Certain medications for insomnia have been shown to impair driving performance the morning after they are taken. These medications are valium-like compounds called benzodiazepines. However, Rozerem (ramelteon) has not been shown to impair driving the next day. There is a study in the Journal Sleep about the effect of ramelteon on driving performance that I found rather interesting.
Researchers studied 30 healthy volunteers without insomnia. They gave them a dose of zopiclone (similar to Lunesta but not approved for use in the United States), a dose of ramelteon, and a placebo dose on three separate nights. They picked zopiclone because prior studies have shown it can impair driving the next day. Researchers and subjects did not know which pill they were getting each night. They let the patients sleep 7.5 hours and then tested their driving ability on an actual road, as opposed to a driving simulator. They also tested their balance 1.5 hours after taking the pill, meaning they had to be woken up after falling asleep. Finally, they gave them a battery of thinking, memory, and motor tests the morning after they took each pill.

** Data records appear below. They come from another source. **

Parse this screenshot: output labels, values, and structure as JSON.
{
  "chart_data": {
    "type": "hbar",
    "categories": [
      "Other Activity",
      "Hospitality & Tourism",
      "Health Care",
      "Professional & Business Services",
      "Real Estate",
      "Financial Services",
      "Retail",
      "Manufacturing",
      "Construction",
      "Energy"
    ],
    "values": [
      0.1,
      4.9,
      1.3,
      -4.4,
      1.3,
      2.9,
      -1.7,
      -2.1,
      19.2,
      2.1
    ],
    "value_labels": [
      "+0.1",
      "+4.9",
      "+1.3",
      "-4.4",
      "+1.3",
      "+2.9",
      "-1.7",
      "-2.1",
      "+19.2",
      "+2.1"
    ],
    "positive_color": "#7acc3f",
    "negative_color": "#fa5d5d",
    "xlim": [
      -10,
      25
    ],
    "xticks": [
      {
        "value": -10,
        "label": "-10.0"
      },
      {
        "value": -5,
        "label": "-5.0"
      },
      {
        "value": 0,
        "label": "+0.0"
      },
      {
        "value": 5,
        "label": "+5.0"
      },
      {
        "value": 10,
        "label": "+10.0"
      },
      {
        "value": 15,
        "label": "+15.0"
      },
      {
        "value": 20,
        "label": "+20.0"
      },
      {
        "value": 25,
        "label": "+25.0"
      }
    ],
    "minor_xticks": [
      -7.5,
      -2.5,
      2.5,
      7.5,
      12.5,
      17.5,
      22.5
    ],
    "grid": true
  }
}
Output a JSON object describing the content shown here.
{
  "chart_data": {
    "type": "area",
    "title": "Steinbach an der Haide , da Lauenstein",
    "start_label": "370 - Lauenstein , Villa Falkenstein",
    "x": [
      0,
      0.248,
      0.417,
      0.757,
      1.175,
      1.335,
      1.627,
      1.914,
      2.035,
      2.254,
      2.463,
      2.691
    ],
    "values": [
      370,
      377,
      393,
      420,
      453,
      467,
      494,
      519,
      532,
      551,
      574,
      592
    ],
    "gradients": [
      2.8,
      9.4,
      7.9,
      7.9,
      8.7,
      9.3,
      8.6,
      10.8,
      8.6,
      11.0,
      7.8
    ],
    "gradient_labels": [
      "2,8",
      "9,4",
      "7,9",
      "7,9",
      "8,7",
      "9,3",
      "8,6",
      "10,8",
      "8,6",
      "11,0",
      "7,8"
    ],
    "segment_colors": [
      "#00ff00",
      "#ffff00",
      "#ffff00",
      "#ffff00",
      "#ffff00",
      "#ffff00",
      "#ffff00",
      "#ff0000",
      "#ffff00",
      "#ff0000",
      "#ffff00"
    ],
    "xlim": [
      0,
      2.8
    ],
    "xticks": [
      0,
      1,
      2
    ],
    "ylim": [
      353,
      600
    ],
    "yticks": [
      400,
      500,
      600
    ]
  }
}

The results showed no serious adverse effects occurred. The most common ones were decreased attention, sleepiness, and fatigue. Contrary to what was expected, ramelteon significantly impaired driving performance, thinking, and memory tests the next morning. Zoplicone did as well, but this was expected. Ramelteon's affect on driving was as strong as having a blood-alcohol concentration of 0.05%, which has been shown to impair driving. The legal limit in most states is 0.08%.
The authors conclude that patients taking ramelteon should be cautioned about driving, since they could experience impairment on the morning after taking it.